Firmato il decreto per la ripartizione del Fondo da 160 milioni di euro

Intanto, come risposta a questa situazione critica, il Ministro dell’Ambiente e della Sicurezza Energetica, Gilberto Pichetto, ha appena firmato il decreto che stabilisce i criteri per la ripartizione del Fondo da 160 milioni di euro destinato alla rinaturalizzazione dei suoli degradati o a rischio degrado, con particolare attenzione alle aree urbane e periurbane.

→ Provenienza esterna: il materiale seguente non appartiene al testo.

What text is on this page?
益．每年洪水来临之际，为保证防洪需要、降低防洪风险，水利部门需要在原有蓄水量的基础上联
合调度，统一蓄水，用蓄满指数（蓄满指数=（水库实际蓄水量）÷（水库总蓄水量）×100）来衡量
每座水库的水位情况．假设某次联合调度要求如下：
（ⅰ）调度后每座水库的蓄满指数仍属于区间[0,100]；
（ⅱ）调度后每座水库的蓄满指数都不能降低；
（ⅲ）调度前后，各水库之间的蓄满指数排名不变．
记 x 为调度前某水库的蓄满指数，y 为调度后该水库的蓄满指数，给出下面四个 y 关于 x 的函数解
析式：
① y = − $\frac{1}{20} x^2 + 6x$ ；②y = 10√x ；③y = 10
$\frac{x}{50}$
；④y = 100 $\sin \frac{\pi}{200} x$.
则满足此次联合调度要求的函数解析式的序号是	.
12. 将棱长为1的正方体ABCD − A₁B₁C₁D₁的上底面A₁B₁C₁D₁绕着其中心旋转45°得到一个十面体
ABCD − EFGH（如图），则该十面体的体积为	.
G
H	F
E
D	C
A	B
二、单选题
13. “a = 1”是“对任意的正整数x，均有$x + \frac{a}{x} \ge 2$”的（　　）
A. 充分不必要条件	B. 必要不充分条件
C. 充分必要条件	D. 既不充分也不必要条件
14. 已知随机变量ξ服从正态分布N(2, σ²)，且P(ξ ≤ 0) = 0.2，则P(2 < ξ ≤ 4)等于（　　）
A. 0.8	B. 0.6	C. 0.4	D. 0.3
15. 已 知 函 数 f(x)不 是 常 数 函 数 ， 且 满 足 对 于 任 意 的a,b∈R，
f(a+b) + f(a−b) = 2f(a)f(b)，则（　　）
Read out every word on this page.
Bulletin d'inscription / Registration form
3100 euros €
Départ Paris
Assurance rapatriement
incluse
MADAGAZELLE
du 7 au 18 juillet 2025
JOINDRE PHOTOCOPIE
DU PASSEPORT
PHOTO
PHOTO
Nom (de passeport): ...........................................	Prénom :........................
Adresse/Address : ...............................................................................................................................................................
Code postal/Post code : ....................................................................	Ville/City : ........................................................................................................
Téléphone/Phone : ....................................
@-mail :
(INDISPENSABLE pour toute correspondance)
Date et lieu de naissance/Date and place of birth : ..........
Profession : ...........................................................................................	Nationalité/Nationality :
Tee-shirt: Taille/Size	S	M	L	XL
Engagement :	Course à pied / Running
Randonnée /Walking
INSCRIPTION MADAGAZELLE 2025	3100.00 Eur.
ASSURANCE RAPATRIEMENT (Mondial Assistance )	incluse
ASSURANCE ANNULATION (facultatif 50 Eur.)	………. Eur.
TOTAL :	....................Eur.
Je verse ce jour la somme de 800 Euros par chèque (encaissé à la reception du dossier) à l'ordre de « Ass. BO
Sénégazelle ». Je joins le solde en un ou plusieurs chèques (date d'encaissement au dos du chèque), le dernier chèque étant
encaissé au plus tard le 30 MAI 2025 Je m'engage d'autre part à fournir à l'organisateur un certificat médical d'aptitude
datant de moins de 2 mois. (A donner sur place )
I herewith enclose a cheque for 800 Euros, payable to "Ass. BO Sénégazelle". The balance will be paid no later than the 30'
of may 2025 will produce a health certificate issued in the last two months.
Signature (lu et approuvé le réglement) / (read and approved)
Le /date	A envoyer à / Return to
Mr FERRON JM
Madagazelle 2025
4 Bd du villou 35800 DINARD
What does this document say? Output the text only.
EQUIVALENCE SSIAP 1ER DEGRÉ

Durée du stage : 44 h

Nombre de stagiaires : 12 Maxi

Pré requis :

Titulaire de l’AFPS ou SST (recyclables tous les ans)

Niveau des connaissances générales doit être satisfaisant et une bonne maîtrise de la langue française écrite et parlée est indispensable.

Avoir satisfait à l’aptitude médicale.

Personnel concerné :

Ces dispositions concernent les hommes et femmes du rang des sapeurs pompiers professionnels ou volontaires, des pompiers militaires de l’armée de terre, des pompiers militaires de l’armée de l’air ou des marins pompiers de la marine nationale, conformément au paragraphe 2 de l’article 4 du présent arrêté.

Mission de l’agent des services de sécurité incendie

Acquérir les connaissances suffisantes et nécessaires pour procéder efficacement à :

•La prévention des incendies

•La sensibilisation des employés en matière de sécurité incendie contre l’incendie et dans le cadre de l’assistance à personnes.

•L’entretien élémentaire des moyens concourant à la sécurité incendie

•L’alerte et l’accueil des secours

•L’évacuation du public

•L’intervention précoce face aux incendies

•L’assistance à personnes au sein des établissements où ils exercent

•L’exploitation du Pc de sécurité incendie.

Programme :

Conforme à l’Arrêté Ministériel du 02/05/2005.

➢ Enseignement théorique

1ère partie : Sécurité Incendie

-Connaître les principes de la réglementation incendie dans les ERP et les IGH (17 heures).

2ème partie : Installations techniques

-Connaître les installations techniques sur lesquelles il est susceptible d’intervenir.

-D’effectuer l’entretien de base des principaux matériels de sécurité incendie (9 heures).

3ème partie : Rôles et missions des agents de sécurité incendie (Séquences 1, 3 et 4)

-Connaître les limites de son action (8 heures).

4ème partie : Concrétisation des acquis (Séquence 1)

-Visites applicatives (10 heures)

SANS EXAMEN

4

Le risorse saranno distribuite tra Regioni e Province autonome tenendo conto di parametri quali l’estensione delle aree colpite da degrado, la densità di suolo consumato e la popolazione residente. La programmazione degli interventi avverrà attraverso accordi di programma tra le Direzioni generali regionali e quella del MASE, garantendo flessibilità e tempestività nelle modifiche necessarie. Il processo prevede una stretta collaborazione con gli enti territoriali e si articola in due fasi principali: una valutazione preliminare delle richieste di finanziamento da parte delle Regioni, seguita da un’istruttoria tecnica affidata alle Autorità di bacino distrettuali. L’obiettivo è garantire un’efficace azione di contrasto al degrado del suolo, promuovendo interventi mirati alla rigenerazione delle aree compromesse e favorendo un equilibrio tra sviluppo urbano e tutela ambientale.